From owner-freebsd-hackers  Thu Dec 19 15:34:27 1996
Return-Path: <owner-hackers>
Received: (from root@localhost)
          by freefall.freebsd.org (8.8.4/8.8.4) id PAA20214
          for hackers-outgoing; Thu, 19 Dec 1996 15:34:27 -0800 (PST)
Received: from eldorado.net-tel.co.uk ([193.122.171.253])
          by freefall.freebsd.org (8.8.4/8.8.4) with SMTP id PAA20205
          for <freebsd-hackers@freebsd.org>; Thu, 19 Dec 1996 15:34:22 -0800 (PST)
From: Andrew.Gordon@net-tel.co.uk
Received: (from root@localhost) by eldorado.net-tel.co.uk (8.6.12/8.6.10) id XAA17679; Thu, 19 Dec 1996 23:28:07 GMT
Received: from "/PRMD=NET-TEL/ADMD=GOLD 400/C=GB/" by net-tel.co.uk
        (Route400-RFCGate); Thu, 19 Dec 96 23:25:44 +0000
X400-Received: by mta "eldorado" in "/PRMD=net-tel/ADMD=gold 400/C=gb/"; 
        Relayed; Thu, 19 Dec 96 23:25:44 +0000
X400-Received: by mta "net-tel cambridge" in "/PRMD=net-tel/ADMD=gold 400/C=gb/";
         Relayed; Thu, 19 Dec 96 23:25:42 +0000
X400-Received: by "/PRMD=NET-TEL/ADMD=Gold 400/C=GB/"; Relayed; 
        Thu, 19 Dec 96 23:25:41 +0000
X400-MTS-Identifier: 
        ["/PRMD=NET-TEL/ADMD=Gold 400/C=GB/";hst:21271-961219232541-0D12]
X400-Content-Type: P2-1984 (2)
X400-Originator: Andrew.Gordon@net-tel.co.uk
Original-Encoded-Information-Types: IA5-Text
X400-Recipients: non-disclosure:;
Date: Thu, 19 Dec 96 23:25:41 +0000
X400-Content-Identifier: Re(2): rpc.lockd
Message-Id: <"67ad-961219232530-7084*/G=Andrew/S=Gordon/O=NET-TEL Computer
 Systems Ltd/PRMD=NET-TEL/ADMD=Gold 400/C=GB/"@MHS>
To: list:;
Cc: "Ron G. Minnich" <rminnich@Sarnoff.COM>, terry@lambert.org,
        freebsd-hackers@freebsd.org
In-Reply-To: <199612192153.OAA12245@phaeton.artisoft.com>
Subject: Re(2): rpc.lockd in nfs in freebsd vs. sun nfs locking
Sender: owner-hackers@freebsd.org
X-Loop: FreeBSD.org
Precedence: bulk

> > As late as Solaris 2.4, we were still seeing an occasional 'lock storm',
> > where RPC lock traffic would eat the wire on one particular error
> > condition that would occur when a client rebooted.
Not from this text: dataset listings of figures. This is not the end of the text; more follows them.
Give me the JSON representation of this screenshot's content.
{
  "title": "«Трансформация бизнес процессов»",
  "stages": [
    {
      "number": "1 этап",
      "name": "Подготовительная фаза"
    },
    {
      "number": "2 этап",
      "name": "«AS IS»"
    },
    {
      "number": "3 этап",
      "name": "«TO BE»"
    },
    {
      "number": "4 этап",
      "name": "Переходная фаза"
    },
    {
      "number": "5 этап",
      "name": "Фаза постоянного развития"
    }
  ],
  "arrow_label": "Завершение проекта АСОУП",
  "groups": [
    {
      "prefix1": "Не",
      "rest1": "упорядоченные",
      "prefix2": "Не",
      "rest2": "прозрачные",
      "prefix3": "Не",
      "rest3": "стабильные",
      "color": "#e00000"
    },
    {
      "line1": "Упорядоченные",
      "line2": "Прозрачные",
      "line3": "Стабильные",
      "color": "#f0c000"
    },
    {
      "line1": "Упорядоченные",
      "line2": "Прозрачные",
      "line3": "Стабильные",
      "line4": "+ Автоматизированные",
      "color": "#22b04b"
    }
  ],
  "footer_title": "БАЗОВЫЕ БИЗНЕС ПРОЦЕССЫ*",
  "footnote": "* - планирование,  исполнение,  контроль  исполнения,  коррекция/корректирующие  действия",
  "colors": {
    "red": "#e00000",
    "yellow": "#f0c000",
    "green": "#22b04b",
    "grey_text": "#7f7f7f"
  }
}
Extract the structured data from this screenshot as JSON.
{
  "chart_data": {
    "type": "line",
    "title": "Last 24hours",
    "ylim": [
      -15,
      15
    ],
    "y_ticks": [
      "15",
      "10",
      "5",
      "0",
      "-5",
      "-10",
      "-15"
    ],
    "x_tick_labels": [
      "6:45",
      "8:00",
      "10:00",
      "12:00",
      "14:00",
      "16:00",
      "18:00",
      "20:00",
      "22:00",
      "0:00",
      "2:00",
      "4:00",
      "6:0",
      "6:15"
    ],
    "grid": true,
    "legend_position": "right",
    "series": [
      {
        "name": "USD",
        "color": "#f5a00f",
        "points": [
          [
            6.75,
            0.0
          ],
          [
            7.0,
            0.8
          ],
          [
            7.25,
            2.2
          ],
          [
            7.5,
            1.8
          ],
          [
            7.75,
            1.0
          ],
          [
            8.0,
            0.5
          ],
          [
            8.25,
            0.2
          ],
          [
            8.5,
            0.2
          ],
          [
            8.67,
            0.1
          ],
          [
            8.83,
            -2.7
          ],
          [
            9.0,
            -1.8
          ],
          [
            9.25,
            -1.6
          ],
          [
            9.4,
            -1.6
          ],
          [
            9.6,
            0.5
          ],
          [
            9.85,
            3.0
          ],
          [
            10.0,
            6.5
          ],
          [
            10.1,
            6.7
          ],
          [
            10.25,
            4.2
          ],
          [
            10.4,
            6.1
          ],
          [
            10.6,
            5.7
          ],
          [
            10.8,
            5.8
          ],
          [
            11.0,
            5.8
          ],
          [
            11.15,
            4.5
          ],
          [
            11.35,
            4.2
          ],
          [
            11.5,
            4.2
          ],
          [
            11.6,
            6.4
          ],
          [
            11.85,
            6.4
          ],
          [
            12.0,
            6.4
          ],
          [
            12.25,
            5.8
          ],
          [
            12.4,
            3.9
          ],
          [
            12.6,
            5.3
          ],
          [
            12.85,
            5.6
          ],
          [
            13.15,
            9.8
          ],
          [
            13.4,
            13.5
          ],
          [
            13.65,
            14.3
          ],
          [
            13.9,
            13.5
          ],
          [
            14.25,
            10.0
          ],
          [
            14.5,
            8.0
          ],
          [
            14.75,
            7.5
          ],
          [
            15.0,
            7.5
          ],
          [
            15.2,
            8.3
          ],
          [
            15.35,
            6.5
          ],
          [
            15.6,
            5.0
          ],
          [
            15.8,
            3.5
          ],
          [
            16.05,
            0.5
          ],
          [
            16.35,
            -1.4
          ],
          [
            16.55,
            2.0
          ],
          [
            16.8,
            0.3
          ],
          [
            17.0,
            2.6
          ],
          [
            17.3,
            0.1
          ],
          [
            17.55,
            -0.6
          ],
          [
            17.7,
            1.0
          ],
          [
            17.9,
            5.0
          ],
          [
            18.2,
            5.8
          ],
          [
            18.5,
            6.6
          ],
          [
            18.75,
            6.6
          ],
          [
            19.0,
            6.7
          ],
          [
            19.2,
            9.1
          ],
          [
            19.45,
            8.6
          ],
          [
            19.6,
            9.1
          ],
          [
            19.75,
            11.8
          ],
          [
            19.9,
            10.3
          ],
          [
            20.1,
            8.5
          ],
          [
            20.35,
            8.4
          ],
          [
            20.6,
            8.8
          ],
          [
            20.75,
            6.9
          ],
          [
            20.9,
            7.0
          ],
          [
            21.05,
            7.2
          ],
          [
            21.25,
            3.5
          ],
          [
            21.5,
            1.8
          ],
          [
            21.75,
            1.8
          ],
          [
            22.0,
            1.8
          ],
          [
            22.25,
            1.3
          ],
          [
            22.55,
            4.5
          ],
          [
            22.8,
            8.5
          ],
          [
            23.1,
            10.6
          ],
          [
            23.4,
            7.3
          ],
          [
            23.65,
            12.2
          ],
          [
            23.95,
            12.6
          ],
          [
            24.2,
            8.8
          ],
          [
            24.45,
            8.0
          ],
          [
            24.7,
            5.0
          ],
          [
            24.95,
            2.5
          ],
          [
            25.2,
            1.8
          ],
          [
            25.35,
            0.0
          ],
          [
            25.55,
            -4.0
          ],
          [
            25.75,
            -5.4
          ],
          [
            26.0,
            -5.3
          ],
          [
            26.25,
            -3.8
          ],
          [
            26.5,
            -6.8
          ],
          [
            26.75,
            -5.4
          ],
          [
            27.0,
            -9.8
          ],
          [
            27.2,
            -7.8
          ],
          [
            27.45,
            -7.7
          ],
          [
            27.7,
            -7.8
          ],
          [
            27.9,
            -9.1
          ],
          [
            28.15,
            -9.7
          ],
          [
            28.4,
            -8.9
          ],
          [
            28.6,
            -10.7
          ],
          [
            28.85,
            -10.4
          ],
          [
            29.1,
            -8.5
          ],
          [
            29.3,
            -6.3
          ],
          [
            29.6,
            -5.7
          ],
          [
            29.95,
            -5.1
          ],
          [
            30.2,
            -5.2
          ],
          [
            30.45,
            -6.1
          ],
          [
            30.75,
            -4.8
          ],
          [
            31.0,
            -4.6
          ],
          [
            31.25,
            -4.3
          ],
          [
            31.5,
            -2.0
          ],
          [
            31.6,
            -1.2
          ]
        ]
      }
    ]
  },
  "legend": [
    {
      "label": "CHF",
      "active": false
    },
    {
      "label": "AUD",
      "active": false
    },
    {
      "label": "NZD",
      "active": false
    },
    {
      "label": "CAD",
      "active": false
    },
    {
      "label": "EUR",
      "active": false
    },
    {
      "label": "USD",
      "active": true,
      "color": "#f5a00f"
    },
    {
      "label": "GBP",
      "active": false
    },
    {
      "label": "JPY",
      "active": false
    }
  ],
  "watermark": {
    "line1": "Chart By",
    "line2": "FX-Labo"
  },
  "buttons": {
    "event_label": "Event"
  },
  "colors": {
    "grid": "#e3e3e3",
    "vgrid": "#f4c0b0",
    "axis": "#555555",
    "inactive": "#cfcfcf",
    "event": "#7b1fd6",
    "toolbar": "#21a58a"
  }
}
This was elicited by
> > sendmail locking in /var/spool/mail. We just had a lockup the other day
> on
> > a 2.5 machine, we're not sure why but the process that was hung was ... 
> > sendmail. The guy who rebooted the machine didn't get me a core dump
> > though. 
> 
> Certainly, when the rpc.statd notes the server death and the client
> comes back up, all clients will relock everything they had open
> (that's why NFS locking is stateful).
> 
> When a client dies, the client doesn't have lock state and therefore
> can not reestablish locks, so that can't be the cause of your
> "lock storm" problems.

However, when the client comes up the client rpc.statd is supposed
to notify the server rpc.statd which in turn notifies the server
rpc.lockd so that it can release any locks previously held by the
server.  Of course, this shouldn't cause any further traffic unless
the server thought it had some locks on the client too (ie. both
machines were exporting FSs to each other).

Can you get a trace of the traffic on the wire when this happens?
I can't see anything in the protocol that could lead to a lock storm,
but it would be useful to understand it (if nothing else, to avoid
duplicating Solaris bugs in the FreeBSD implementation!).